Dear Friends,
An extraordinary event is coming up for the Eggebeens - a reunion of a group of pastors with whom Donna and I began our life in the PCUSA. For all of us, it was our first time in ministry - we were all young, and all fresh out of seminary, and now we're all retired, at the end of our separate journeys, yet out time together in the West Virginia Mountain Project shaped us for the rest of our lives.
With one of the couples, we've been fortunate to stay in touch; with the other two, only marginally. But we're all getting together this September in San Jose where one of the couples live. The other two couples are traveling respectively from Pennsylvania and Virginia.
We're writing reflection papers, and here's something I recently wrote:
Ever since my first pastorate (1970-71) in the coal fields of Southern West Virginia, I realized that Christianity and justice belong together, that Christianity has the wherewithal to deal with economic questions and the power to challenge the powers-that-be.
Yet, I also learned, that American Christianity, under the Reformation notion of "salvation for eternal life," has been used to quiet people's unrest in the present order by offering them a sop for some future joy.
For those who lived in the powerful regions of the nation, with large homes and shiny cars, enjoying fine choirs and eloquent preachers, this was a convenient kind of Christianity. They, too, would be going to heaven, but, in the meantime, they were at liberty to enjoy the fruits of their labors - that such fruit was plucked out of the mouths of babes and out of the hands of sweat-drenched workers was of no account to them. Perhaps this is what God ordained.
These experience and observations have been the energy of my theology and sociology throughout my ministry. A Christianity that has the power to do something and chooses not to, opting for some sort of "inner peace with eternal hope" is no Christianity at all. And it's no wonder that most of the Western World, where this kind of Christianity has had the greatest influence, is rejecting it. And it can't happen soon enough.
Yet, I also learned, that American Christianity, under the Reformation notion of "salvation for eternal life," has been used to quiet people's unrest in the present order by offering them a sop for some future joy.
For those who lived in the powerful regions of the nation, with large homes and shiny cars, enjoying fine choirs and eloquent preachers, this was a convenient kind of Christianity. They, too, would be going to heaven, but, in the meantime, they were at liberty to enjoy the fruits of their labors - that such fruit was plucked out of the mouths of babes and out of the hands of sweat-drenched workers was of no account to them.
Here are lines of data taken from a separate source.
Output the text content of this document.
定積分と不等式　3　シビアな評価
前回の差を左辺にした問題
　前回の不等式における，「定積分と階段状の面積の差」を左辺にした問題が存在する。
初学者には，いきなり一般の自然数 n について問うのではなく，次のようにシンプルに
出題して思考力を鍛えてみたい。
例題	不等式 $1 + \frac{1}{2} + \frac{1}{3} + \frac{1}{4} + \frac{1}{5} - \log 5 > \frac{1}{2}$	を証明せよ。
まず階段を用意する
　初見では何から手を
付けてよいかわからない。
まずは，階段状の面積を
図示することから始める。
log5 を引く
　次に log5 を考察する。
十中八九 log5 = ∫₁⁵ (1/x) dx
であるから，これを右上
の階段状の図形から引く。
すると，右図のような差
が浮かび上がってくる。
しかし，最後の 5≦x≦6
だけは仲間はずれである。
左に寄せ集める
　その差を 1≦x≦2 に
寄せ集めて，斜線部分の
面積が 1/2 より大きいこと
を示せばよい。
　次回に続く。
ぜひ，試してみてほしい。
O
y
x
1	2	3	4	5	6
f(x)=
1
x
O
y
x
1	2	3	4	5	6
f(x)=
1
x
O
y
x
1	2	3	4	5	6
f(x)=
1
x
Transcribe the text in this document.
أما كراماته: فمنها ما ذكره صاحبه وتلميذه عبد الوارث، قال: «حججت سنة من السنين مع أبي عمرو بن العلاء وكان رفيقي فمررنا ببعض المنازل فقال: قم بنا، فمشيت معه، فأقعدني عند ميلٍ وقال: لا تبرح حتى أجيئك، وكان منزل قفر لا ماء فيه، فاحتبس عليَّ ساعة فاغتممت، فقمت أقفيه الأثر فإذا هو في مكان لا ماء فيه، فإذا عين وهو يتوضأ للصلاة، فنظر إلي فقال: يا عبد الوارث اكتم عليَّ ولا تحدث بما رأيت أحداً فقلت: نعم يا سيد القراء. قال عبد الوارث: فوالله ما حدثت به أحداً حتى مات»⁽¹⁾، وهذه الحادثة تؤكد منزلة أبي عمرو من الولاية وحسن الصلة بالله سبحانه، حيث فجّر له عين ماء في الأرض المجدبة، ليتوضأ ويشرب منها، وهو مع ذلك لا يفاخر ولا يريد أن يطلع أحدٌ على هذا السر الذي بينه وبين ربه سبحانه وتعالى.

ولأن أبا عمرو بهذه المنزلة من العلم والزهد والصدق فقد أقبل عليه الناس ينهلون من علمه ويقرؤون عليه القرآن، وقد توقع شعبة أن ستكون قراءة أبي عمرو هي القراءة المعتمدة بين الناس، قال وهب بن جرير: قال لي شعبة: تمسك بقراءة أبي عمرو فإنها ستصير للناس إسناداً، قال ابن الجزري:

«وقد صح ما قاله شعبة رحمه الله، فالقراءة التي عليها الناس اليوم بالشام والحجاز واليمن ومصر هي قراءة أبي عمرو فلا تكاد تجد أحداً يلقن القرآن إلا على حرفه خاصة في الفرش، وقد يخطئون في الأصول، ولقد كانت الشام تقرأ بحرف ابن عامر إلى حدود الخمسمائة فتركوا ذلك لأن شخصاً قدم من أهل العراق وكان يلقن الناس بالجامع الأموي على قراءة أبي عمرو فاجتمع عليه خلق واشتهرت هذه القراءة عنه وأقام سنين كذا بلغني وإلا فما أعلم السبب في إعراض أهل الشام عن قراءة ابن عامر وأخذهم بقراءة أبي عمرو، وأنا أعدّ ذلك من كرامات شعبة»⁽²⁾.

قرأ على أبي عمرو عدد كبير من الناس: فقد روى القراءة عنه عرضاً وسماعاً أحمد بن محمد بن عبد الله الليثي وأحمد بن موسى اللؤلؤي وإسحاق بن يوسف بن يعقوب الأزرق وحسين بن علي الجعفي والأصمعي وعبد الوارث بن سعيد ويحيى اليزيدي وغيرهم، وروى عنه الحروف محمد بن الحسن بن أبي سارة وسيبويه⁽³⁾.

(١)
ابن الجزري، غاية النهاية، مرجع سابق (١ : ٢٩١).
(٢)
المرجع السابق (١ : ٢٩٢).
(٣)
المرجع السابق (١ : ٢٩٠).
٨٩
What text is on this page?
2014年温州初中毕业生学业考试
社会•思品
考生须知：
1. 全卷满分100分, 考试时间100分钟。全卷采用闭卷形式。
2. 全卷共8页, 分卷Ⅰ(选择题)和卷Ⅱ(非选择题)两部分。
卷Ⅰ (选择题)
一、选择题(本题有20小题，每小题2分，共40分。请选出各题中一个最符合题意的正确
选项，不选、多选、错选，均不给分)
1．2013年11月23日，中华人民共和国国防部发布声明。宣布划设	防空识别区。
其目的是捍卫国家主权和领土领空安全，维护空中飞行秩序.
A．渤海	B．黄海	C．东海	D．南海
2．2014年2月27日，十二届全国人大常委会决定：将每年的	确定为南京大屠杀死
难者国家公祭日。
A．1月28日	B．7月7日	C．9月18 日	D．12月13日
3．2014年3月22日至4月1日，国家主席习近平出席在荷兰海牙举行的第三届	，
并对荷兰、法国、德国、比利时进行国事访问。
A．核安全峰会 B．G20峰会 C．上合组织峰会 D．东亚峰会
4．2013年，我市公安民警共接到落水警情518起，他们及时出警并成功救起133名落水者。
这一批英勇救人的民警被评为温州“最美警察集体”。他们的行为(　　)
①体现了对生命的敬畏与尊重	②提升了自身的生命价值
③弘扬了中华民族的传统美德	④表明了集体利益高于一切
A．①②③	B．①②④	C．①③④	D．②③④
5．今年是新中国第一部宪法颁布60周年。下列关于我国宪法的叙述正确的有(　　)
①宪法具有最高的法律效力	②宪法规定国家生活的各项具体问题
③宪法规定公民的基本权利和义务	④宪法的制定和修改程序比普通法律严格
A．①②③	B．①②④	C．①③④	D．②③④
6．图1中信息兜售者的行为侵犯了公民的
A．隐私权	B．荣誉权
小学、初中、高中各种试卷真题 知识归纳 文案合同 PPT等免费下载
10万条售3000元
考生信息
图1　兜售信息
Perhaps this is what God ordained.
These experience and observations have been the energy of my theology and sociology throughout my ministry. A Christianity that has the power to do something and chooses not to, opting for some sort of "inner peace with eternal hope" is no Christianity at all. And it's no wonder that most of the Western World, where this kind of Christianity has had the greatest influence, is rejecting it. And it can't happen soon enough.
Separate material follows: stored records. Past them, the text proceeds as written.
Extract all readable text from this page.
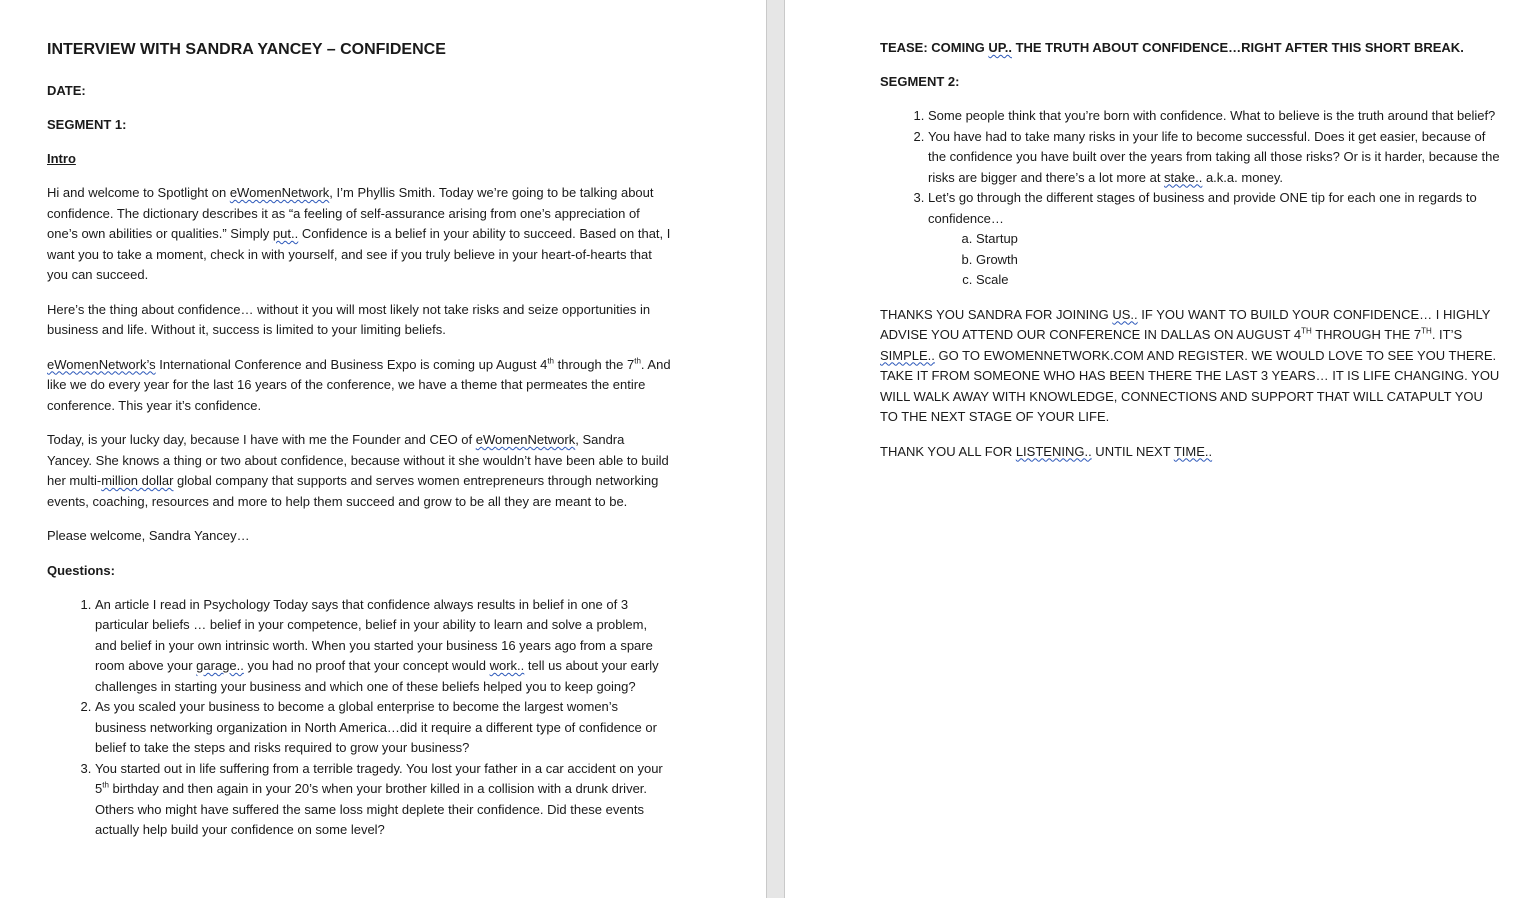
INTERVIEW WITH SANDRA YANCEY – CONFIDENCE
DATE:
SEGMENT 1:
Intro

Hi and welcome to Spotlight on eWomenNetwork, I’m Phyllis Smith. Today we’re going to be talking about confidence. The dictionary describes it as “a feeling of self-assurance arising from one’s appreciation of one’s own abilities or qualities.” Simply put.. Confidence is a belief in your ability to succeed. Based on that, I want you to take a moment, check in with yourself, and see if you truly believe in your heart-of-hearts that you can succeed.

Here’s the thing about confidence… without it you will most likely not take risks and seize opportunities in business and life. Without it, success is limited to your limiting beliefs.

eWomenNetwork’s International Conference and Business Expo is coming up August 4th through the 7th. And like we do every year for the last 16 years of the conference, we have a theme that permeates the entire conference. This year it’s confidence.

Today, is your lucky day, because I have with me the Founder and CEO of eWomenNetwork, Sandra Yancey. She knows a thing or two about confidence, because without it she wouldn’t have been able to build her multi-million dollar global company that supports and serves women entrepreneurs through networking events, coaching, resources and more to help them succeed and grow to be all they are meant to be.

Please welcome, Sandra Yancey…

Questions:
1. An article I read in Psychology Today says that confidence always results in belief in one of 3 particular beliefs … belief in your competence, belief in your ability to learn and solve a problem, and belief in your own intrinsic worth. When you started your business 16 years ago from a spare room above your garage.. you had no proof that your concept would work.. tell us about your early challenges in starting your business and which one of these beliefs helped you to keep going?
2. As you scaled your business to become a global enterprise to become the largest women’s business networking organization in North America…did it require a different type of confidence or belief to take the steps and risks required to grow your business?
3. You started out in life suffering from a terrible tragedy. You lost your father in a car accident on your 5th birthday and then again in your 20’s when your brother killed in a collision with a drunk driver. Others who might have suffered the same loss might deplete their confidence. Did these events actually help build your confidence on some level?
TEASE: COMING UP.. THE TRUTH ABOUT CONFIDENCE…RIGHT AFTER THIS SHORT BREAK.
SEGMENT 2:
1. Some people think that you’re born with confidence. What to believe is the truth around that belief?
2. You have had to take many risks in your life to become successful. Does it get easier, because of the confidence you have built over the years from taking all those risks? Or is it harder, because the risks are bigger and there’s a lot more at stake.. a.k.a. money.
3. Let’s go through the different stages of business and provide ONE tip for each one in regards to confidence…
a. Startup
b. Growth
c. Scale

THANKS YOU SANDRA FOR JOINING US.. IF YOU WANT TO BUILD YOUR CONFIDENCE… I HIGHLY ADVISE YOU ATTEND OUR CONFERENCE IN DALLAS ON AUGUST 4TH THROUGH THE 7TH. IT’S SIMPLE.. GO TO EWOMENNETWORK.COM AND REGISTER. WE WOULD LOVE TO SEE YOU THERE. TAKE IT FROM SOMEONE WHO HAS BEEN THERE THE LAST 3 YEARS… IT IS LIFE CHANGING. YOU WILL WALK AWAY WITH KNOWLEDGE, CONNECTIONS AND SUPPORT THAT WILL CATAPULT YOU TO THE NEXT STAGE OF YOUR LIFE.

THANK YOU ALL FOR LISTENING.. UNTIL NEXT TIME..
With that, here are some further reflections: I have spent my entire ministry trying to put one-and-one together - social justice and faith in Jesus.
Even in seminary days, I recall thinking: strong faith in Jesus equals strong social justice; they walk hand-in-hand with one another.
To separate them does several damaging things: 1) though social justice can stand on its own - we all know what's right, and what fair means - nonetheless, without a faith-foundation of some kind, social justice can lose its bearings and its energy, though social justice without faith fares a whole lot better than faith without social justice. 2) Faith without social justice is no faith at all, but only Marx's "opiate of the people," mostly used by the comfortable to insulate themselves from reality, and to "calm the rabble," lest they demand from the comfortable their fair share.
No doubt, social justice doesn't need faith to survive, and God be praised for that. God sees to it that social justice can stand on it's own (though I believe social justice without faith is like song lyrics without the music). And if someone asks me, "What kind of faith" I reply, "Just about anything that has a transcendent dimension to it - that of a scientist in awe before the universe or a child's prayer before bedtime, and it's to be found, as well, in all the religions of the world."
As for faith, God designed faith in such a way that it needs social justice to be faith, and without social justice, God sees to it that faith becomes deeply twisted and malignant. Sadly, it creates terrible conditions for those who practice faith without social justice, and does great harm to those who are the objects of faith-preaching without social justice.
Of this kind of Christianity, God is cleansing the world, I believe. The demise of Western Christendom is very much the result of God's housecleaning.
I eagerly anticipate our reunion and hearing from my colleagues their stories of faith, hope and love.